Nach dem Tod seines Onkels Suavaric, des Bischofs von Orléans, bemühten sich der Klerus und das Volk von Orléans um die Wahl von Eucherius auf den vakanten Bischofssitz. Trotz seines anfänglichen Widerwillens und seiner Sehnsucht nach Einsamkeit gab Karl Martel, der Bürgermeister des Palastes und de facto Herrscher des fränkischen Königreichs, der Bitte statt.

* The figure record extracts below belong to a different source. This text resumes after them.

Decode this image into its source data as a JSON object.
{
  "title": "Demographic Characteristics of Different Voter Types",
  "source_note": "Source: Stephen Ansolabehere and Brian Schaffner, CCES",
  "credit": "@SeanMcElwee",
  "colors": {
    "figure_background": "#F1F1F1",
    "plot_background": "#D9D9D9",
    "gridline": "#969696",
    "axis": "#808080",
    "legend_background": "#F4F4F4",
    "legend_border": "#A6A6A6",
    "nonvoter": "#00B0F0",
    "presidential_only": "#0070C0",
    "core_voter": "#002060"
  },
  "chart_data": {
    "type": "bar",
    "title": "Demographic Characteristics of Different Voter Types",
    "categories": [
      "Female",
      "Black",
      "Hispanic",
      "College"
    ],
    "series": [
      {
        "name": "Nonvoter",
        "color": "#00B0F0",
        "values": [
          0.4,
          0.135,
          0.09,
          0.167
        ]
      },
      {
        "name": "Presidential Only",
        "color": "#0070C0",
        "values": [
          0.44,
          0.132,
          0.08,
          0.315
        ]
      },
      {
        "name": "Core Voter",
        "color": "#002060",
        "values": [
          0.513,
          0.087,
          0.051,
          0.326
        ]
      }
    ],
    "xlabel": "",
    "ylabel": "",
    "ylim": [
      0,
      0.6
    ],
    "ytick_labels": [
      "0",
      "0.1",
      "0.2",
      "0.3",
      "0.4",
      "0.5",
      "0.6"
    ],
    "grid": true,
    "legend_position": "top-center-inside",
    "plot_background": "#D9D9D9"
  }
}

So wurde Eucherius im Jahr 721 zum Bischof von Orléans geweiht.

Als Bischof setzte er sich unermüdlich für die Reform des Klerus, die Förderung der Bildung und die Armenfürsorge ein. Seine entschiedene Opposition gegen die Politik von Karl Martel - insbesondere die Beschlagnahmung von Kircheneigentum zur Finanzierung von Militärkampagnen gegen maurische Invasionen - führte jedoch zu seiner Verbannung. Selbst in der Verbannung fuhr Eucherius fort, andere durch seine Lehren und Briefe zu inspirieren und anzuleiten. Den Rest seines Lebens verbrachte er in Gebet und Kontemplation im Kloster von Sint-Truiden (auch bekannt als St. Tron oder Sarchinium), wo er 743 starb.